Global warming is taking a heavy toll on African economies and the health of their populations, the authors say, calling for specific funding to deal with the costs of damage already being felt.
The editorial cited estimates that malnutrition, driven by climate change impacts on food and water, kills some 1.7 million people a year in Africa. Meanwhile, floods and damage to environmental hygiene have also led to increases in malaria, dengue fever, Ebola virus, and other infectious diseases across sub-Saharan Africa.
While some progress has been recorded, which entails early warning systems and infrastructure built to withstand weather calamities, according to the authors, wealthier nations responsible for the fossil fuel emissions accelerating global warming had a responsibility to act upon the matter immediately.

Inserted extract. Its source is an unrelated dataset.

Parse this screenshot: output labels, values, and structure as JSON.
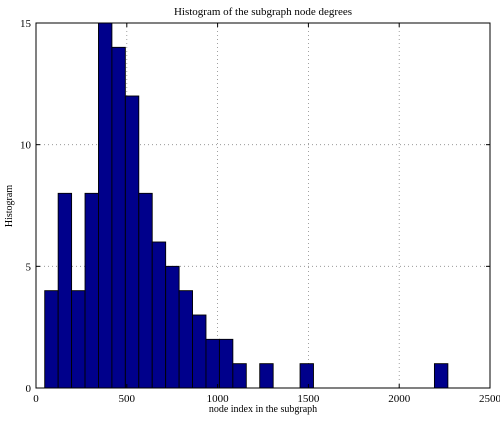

The UN's World Food Programme (WFP) reported in August that an unprecedented four failed rainy seasons in Africa have killed millions of livestock, destroyed crops, and forced 1.1 million people out of their homes in search of food and water.
"It is time the global community acknowledges that the climate crisis, while disproportionately affecting the continent, is a global crisis," said Lukoye Atwoli, a professor and Dean of the Medical College East Africa. "Action must begin now, and begin where it is hurting most, in Africa. Failure to act will make the crisis everyone's problem very soon."
The world’s main forum for heads of governments, businesses, and environmental organizations to discuss and find solutions for the anthropogenic climate emergency is due to be held in Egypt's Sharm El-Sheikh from November 6-18.